Eles foram acompanhados até novembro de 2022 para verificar a ocorrência de mortes por qualquer causa e por doenças cardiovasculares. Para avaliar não apenas quanto as pessoas caminhavam, mas também em que ritmo, o estudo utilizou a chamada cadência máxima de 30 minutos.
O indicador corresponde à média de passos por minuto nos 30 minutos de maior intensidade de movimento de cada participante. Os voluntários também foram divididos em quatro grupos conforme o número médio de passos diários:
Ao todo, 64.743 participantes foram incluídos na análise de mortalidade por qualquer causa. Durante cerca de oito anos de acompanhamento, ocorreram 1.697 mortes.
Os pesquisadores descobriram que adultos que acumularam menos de 5.000 passos por dia, mas caminhavam em um ritmo mais acelerado, apresentaram um risco substancialmente menor de morte por qualquer causa e por doenças cardiovasculares.
Entre aqueles que davam menos de 5.000 passos por dia, uma cadência de 80 passos por minuto, por exemplo, esteve associada a um risco de morte 28% menor em comparação com o grupo de referência.
Além disso, adultos que caminhavam em um ritmo mais lento, mas acumulavam entre 5.000 e 7.500 passos por dia, apresentaram um risco de morte por qualquer causa e por doenças cardiovasculares comparável ao daqueles que dão menos de 5.000 passos por dia em um ritmo mais acelerado.
Entre os participantes que davam de 5.000 a 7.500 passos por dia, uma cadência de 60 passos por minuto esteve associada a um risco de morte 30% menor em relação ao grupo de referência.
O menor risco de morte por qualquer causa foi observado entre aqueles que acumulavam de 7.500 a 10.000 passos por dia. Nesse grupo, o benefício foi maior por volta de uma cadência de 100 passos por minuto.
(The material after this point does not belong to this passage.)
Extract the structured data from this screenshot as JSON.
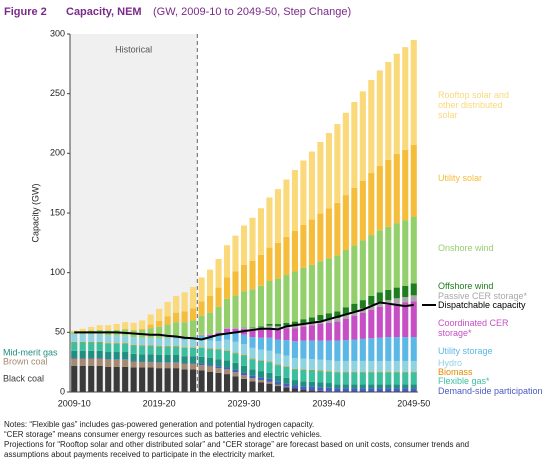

De modo geral, porém, velocidades mais altas estiveram associadas a menor risco de mortalidade mesmo entre pessoas que davam quantidades diferentes de passos diariamente.
Os resultados foram semelhantes quando os pesquisadores analisaram especificamente as mortes por doenças cardiovasculares, o que reforça a possibilidade de que tanto o volume quanto a intensidade da caminhada possam contribuir para a saúde.
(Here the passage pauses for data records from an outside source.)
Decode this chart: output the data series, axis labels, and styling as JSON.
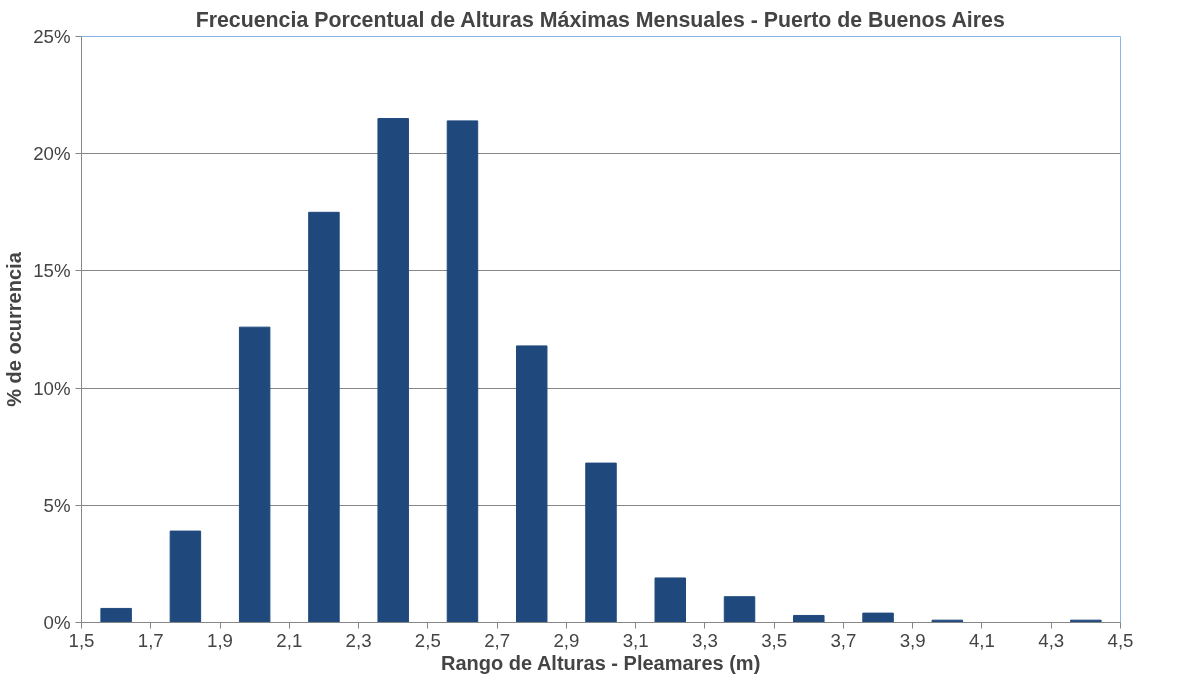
{
  "chart_data": {
    "type": "histogram",
    "title": "Frecuencia Porcentual de Alturas Máximas Mensuales - Puerto de Buenos Aires",
    "xlabel": "Rango de Alturas - Pleamares (m)",
    "ylabel": "% de ocurrencia",
    "bins": [
      1.5,
      1.7,
      1.9,
      2.1,
      2.3,
      2.5,
      2.7,
      2.9,
      3.1,
      3.3,
      3.5,
      3.7,
      3.9,
      4.1,
      4.3,
      4.5
    ],
    "values": [
      0.6,
      3.9,
      12.6,
      17.5,
      21.5,
      21.4,
      11.8,
      6.8,
      1.9,
      1.1,
      0.3,
      0.4,
      0.1,
      0,
      0.1
    ],
    "color": "#1f497d",
    "xlim": [
      1.5,
      4.5
    ],
    "xticks": [
      {
        "value": 1.5,
        "label": "1,5"
      },
      {
        "value": 1.7,
        "label": "1,7"
      },
      {
        "value": 1.9,
        "label": "1,9"
      },
      {
        "value": 2.1,
        "label": "2,1"
      },
      {
        "value": 2.3,
        "label": "2,3"
      },
      {
        "value": 2.5,
        "label": "2,5"
      },
      {
        "value": 2.7,
        "label": "2,7"
      },
      {
        "value": 2.9,
        "label": "2,9"
      },
      {
        "value": 3.1,
        "label": "3,1"
      },
      {
        "value": 3.3,
        "label": "3,3"
      },
      {
        "value": 3.5,
        "label": "3,5"
      },
      {
        "value": 3.7,
        "label": "3,7"
      },
      {
        "value": 3.9,
        "label": "3,9"
      },
      {
        "value": 4.1,
        "label": "4,1"
      },
      {
        "value": 4.3,
        "label": "4,3"
      },
      {
        "value": 4.5,
        "label": "4,5"
      }
    ],
    "ylim": [
      0,
      25
    ],
    "yticks": [
      {
        "value": 0,
        "label": "0%"
      },
      {
        "value": 5,
        "label": "5%"
      },
      {
        "value": 10,
        "label": "10%"
      },
      {
        "value": 15,
        "label": "15%"
      },
      {
        "value": 20,
        "label": "20%"
      },
      {
        "value": 25,
        "label": "25%"
      }
    ],
    "grid": "y"
  }
}
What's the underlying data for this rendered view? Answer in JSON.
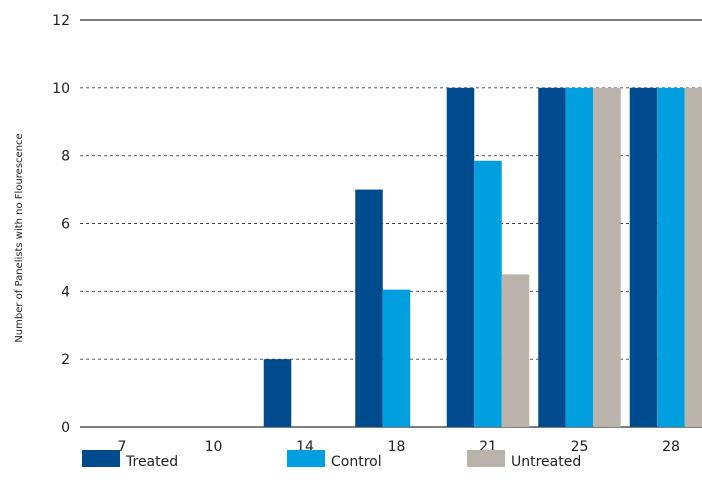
{
  "chart_data": {
    "type": "bar",
    "categories": [
      "7",
      "10",
      "14",
      "18",
      "21",
      "25",
      "28"
    ],
    "series": [
      {
        "name": "Treated",
        "color": "#004b8d",
        "values": [
          0,
          0,
          2,
          7,
          10,
          10,
          10
        ]
      },
      {
        "name": "Control",
        "color": "#00a0e0",
        "values": [
          0,
          0,
          0,
          4.05,
          7.85,
          10,
          10
        ]
      },
      {
        "name": "Untreated",
        "color": "#bab3ab",
        "values": [
          0,
          0,
          0,
          0,
          4.5,
          10,
          10
        ]
      }
    ],
    "title": "",
    "xlabel": "",
    "ylabel": "Number of Panelists with no Flourescence",
    "ylim": [
      0,
      12
    ],
    "yticks": [
      "0",
      "2",
      "4",
      "6",
      "8",
      "10",
      "12"
    ],
    "grid": "horizontal dashed",
    "legend": "bottom"
  }
}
Uma das principais contribuições do estudo, segundo os autores, é mostrar que número de passos e velocidade não precisam ser vistos como metas isoladas.
Para pessoas que têm pouco tempo disponível ou enfrentam limitações que dificultam caminhar por longos períodos, aumentar o ritmo pode ser uma maneira de obter benefícios mesmo com um volume menor de atividade. Para quem não consegue acelerar a caminhada, aumentar gradualmente a quantidade de passos pode ser outra estratégia.
Os pesquisadores destacam que manter uma cadência mais elevada durante pelo menos 30 minutos por dia esteve associado a uma redução progressiva do risco de morte entre aqueles que acumulavam menos de 7.500 passos diários.
“Manter uma cadência de pelo menos 90 a 100 passos por minuto durante 30 minutos por dia pode ser uma meta promissora para prevenir a morte precoce. Nossos resultados indicam diferentes estratégias baseadas em passos para reduzir o risco de mortalidade entre adultos de meia-idade e idosos, especialmente aqueles que enfrentam dificuldades para aumentar o número diário de passos ou a intensidade da caminhada”, escreveram os autores no estudo.
Para pessoas sedentárias, caminhar mais rápido pode ser uma alternativa prática para compensar, ao menos em parte, a dificuldade de atingir uma quantidade elevada de passos.
Ainda assim, os autores ressaltam que o estudo é observacional. Isso significa que os resultados mostram uma associação entre os padrões de caminhada e o risco de morte, mas não permitem afirmar que caminhar mais rápido ou dar determinado número de passos seja, por si só, a causa da redução do risco.